Here we will build a C program to calculate the sum of natural numbers using 4 different approaches i.e.
- Using while loop
- Using for loop
- Using recursion
- Using Functions
We will keep the same input in all the mentioned approaches and get an output accordingly.
Input:
n = 10
Output:
55
Explanation: The sum of natural numbers up to a given number is 0+1+2+3+4+5+6+7+8+9+10=55
Approach 1: Using while loop
The while loop executes the statements until the condition is false
// C Program to demonstrate
// Sum of Natural Numbers
// using while loops
#include <stdio.h>
int main()
{
int i, s = 0;
int n = 10;
i = 1;
// while loop executes
// the statements until the
// condition is false
while (i <= n) {
// adding natural numbers
// up to given number n
s += i;
i++;
}
// printing the result
printf("Sum = %d", s);
return 0;
}
Output
Sum = 55
Time Complexity : O(n) as the loop runs for n iterations
Auxiliary Space : O(1) as only a fixed amount of memory is used.
Approach 2: Using for loop
For loop iterates up to n number of times.
// C Program to demonstrate
// Sum of Natural Numbers
// using for loops
#include <stdio.h>
int main()
{
int i, s = 0;
int n = 10;
for (i = 0; i <= n; i++) {
// adding natural numbers
// up to given number n
s += i;
}
// printing the result
printf("Sum = %d", s);
return 0;
}
Output
Sum = 55
Time Complexity : O(n) as the loop runs for n+1 iterations.
Auxiliary Space : O(1) as only a fixed amount of memory is used.
Approach 3: Using recursion
// C Program to demonstrate
// Sum of Natural Numbers
// using recursion
#include <stdio.h>
int sumofnaturalnumbers(int num)
{
if (num != 0)
// adding natural numbers up to given number n
return num + sumofnaturalnumbers(num - 1);
else
return num;
}
int main()
{
int number = 10;
// printing the result
printf("Sum = %d", sumofnaturalnumbers(number));
return 0;
}
Output
Sum = 55
Time Complexity : O(n) as the function is called n+1 times.
Auxiliary Space : O(n) as each function call stores one value in the call stack, which consumes memory.
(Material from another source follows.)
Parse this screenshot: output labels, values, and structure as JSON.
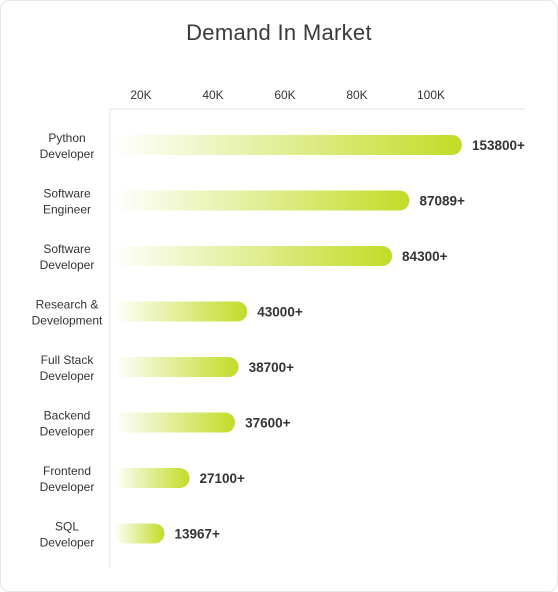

Approach 4: Using functions
// C Program to demonstrate
// Sum of Natural Numbers
// using functions
#include <stdio.h>
int sumofnaturalnumbers(int num)
{
int i, s = 0;
for (i = 0; i <= num; i++) {
// adding natural numbers
// up to given number n
s += i;
}
// printing the result
printf("Sum = %d", s);
}
int main()
{
int number = 10;
// calling the function
sumofnaturalnumbers(number);
return 0;
}
Output
Sum = 55
Time Complexity : O(n) as the loop runs for n+1 iterations.
Auxiliary Space : O(1) as only a fixed amount of memory is used.
Approach 5 : Using the formula sum of n natural numbers = n*(n+1)/2
// C Program to demonstrate
// Sum of Natural Numbers
#include <stdio.h>
int main()
{
int num = 10;
int s,x;
s=num*(num+1);
x=(int)(s/2);
printf("Sum = %d", x);
return 0;
}
Output
Sum = 55
Time Complexity : O(1) as it performs a fixed number of operations regardless of the input size.
Auxiliary Space : O(1) as only a fixed amount of memory is used.